中国への対抗鮮明、軍拡の懸念 集団的自衛権行使へ転換

朝日新聞 2014年5月16日

写真・図版:安倍内閣が想定する安全保障上の事例(省略)

 安倍晋三首相は国際情勢の変化や日本周辺の「脅威」拡大を理由に、これまでの安保政策を根本から変え、集団的自衛権の行使を認める憲法解釈の変更が必要だと説く。日米同盟を強化し、軍備を拡大する中国への対抗姿勢を鮮明にするが、日中関係の改善に向けた外交戦略は見えない。首相は政策転換で日本が戦争に巻き込まれることはなくなると訴えるが、むしろ軍拡競争や偶発的な衝突を招く懸念はぬぐえない。

 「切れ目のない対応を可能とする国内法制を整備する」「もはや一国のみで平和を守ることはできない」

 安倍首相は集団的自衛権の行使の必要性を訴え、国会答弁でも多用する「決めゼリフ」を口にした。

 「だからこそ私は、積極的平和主義の旗を掲げて、国際社会と協調する」

 政府内では首相が示した「基本的方向性」に合わせ、国連決議で認められた多国籍軍を後方支援する活動の拡大や国連平和維持活動(PKO)での武器使用基準の緩和などを検討している。

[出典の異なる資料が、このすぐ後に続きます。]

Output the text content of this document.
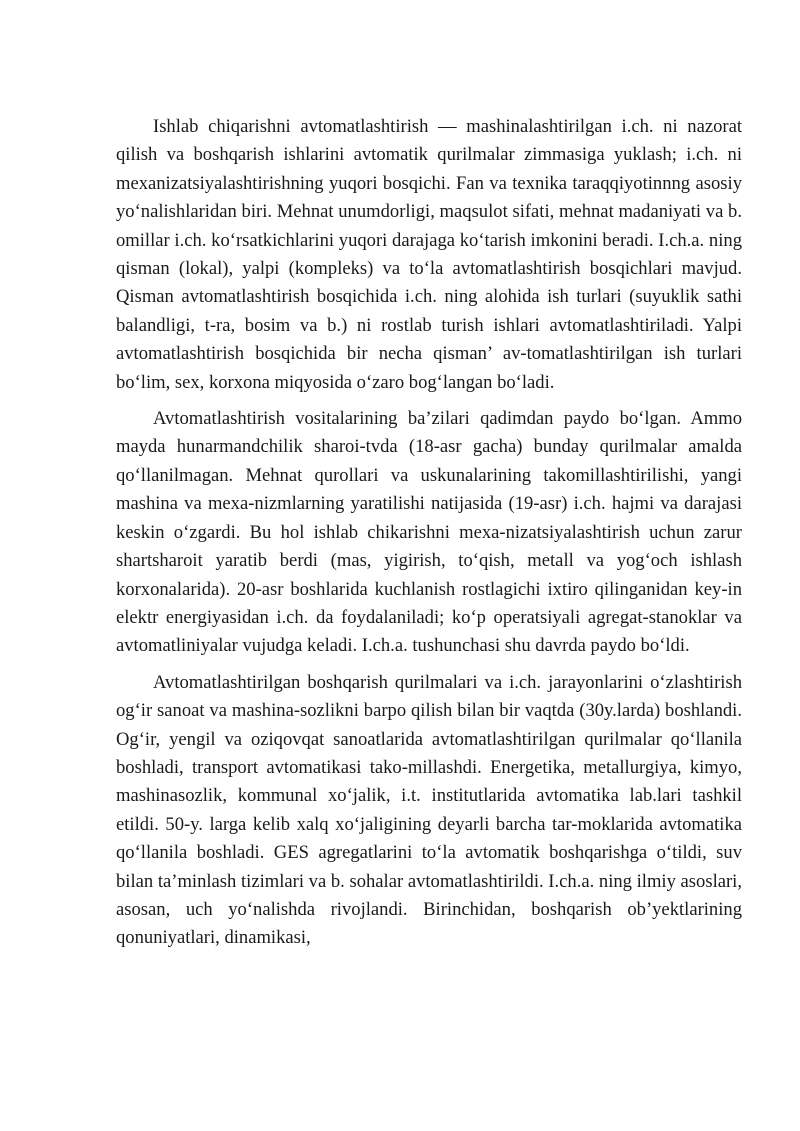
Ishlab chiqarishni avtomatlashtirish — mashinalashtirilgan i.ch. ni nazorat qilish va boshqarish ishlarini avtomatik qurilmalar zimmasiga yuklash; i.ch. ni mexanizatsiyalashtirishning yuqori bosqichi. Fan va texnika taraqqiyotinnng asosiy yo‘nalishlaridan biri. Mehnat unumdorligi, maqsulot sifati, mehnat madaniyati va b. omillar i.ch. ko‘rsatkichlarini yuqori darajaga ko‘tarish imkonini beradi. I.ch.a. ning qisman (lokal), yalpi (kompleks) va to‘la avtomatlashtirish bosqichlari mavjud. Qisman avtomatlashtirish bosqichida i.ch. ning alohida ish turlari (suyuklik sathi balandligi, t-ra, bosim va b.) ni rostlab turish ishlari avtomatlashtiriladi. Yalpi avtomatlashtirish bosqichida bir necha qisman’ av-tomatlashtirilgan ish turlari bo‘lim, sex, korxona miqyosida o‘zaro bog‘langan bo‘ladi.

Avtomatlashtirish vositalarining ba’zilari qadimdan paydo bo‘lgan. Ammo mayda hunarmandchilik sharoi-tvda (18-asr gacha) bunday qurilmalar amalda qo‘llanilmagan. Mehnat qurollari va uskunalarining takomillashtirilishi, yangi mashina va mexa-nizmlarning yaratilishi natijasida (19-asr) i.ch. hajmi va darajasi keskin o‘zgardi. Bu hol ishlab chikarishni mexa-nizatsiyalashtirish uchun zarur shartsharoit yaratib berdi (mas, yigirish, to‘qish, metall va yog‘och ishlash korxonalarida). 20-asr boshlarida kuchlanish rostlagichi ixtiro qilinganidan key-in elektr energiyasidan i.ch. da foydalaniladi; ko‘p operatsiyali agregat-stanoklar va avtomatliniyalar vujudga keladi. I.ch.a. tushunchasi shu davrda paydo bo‘ldi.

Avtomatlashtirilgan boshqarish qurilmalari va i.ch. jarayonlarini o‘zlashtirish og‘ir sanoat va mashina-sozlikni barpo qilish bilan bir vaqtda (30y.larda) boshlandi. Og‘ir, yengil va oziqovqat sanoatlarida avtomatlashtirilgan qurilmalar qo‘llanila boshladi, transport avtomatikasi tako-millashdi. Energetika, metallurgiya, kimyo, mashinasozlik, kommunal xo‘jalik, i.t. institutlarida avtomatika lab.lari tashkil etildi. 50-y. larga kelib xalq xo‘jaligining deyarli barcha tar-moklarida avtomatika qo‘llanila boshladi. GES agregatlarini to‘la avtomatik boshqarishga o‘tildi, suv bilan ta’minlash tizimlari va b. sohalar avtomatlashtirildi. I.ch.a. ning ilmiy asoslari, asosan, uch yo‘nalishda rivojlandi. Birinchidan, boshqarish ob’yektlarining qonuniyatlari, dinamikasi,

 「戦後レジームからの脱却」を唱え、安保政策の転換を着々と進める首相。この日の会見で集団的自衛権の行使とともに説明に力を入れたのは、尖閣諸島周辺で中国との対立を想定した「グレーゾーン事態」だ。相手国から武力攻撃を受けた有事とは判断できないが、自衛隊の治安出動や海上保安庁の出動といった警察権では十分対応できないケースを指す。

 首相はこの日、中国の名指しは避けたものの「東シナ海では日本の領海への侵入が相次いでいる」と指摘。新たな法整備などで対応が必要な事例として「漁民を装った武装集団が我が国の離島に上陸してくるかもしれない。こうしたグレーゾーン事態への対処を一層強化する」と語った。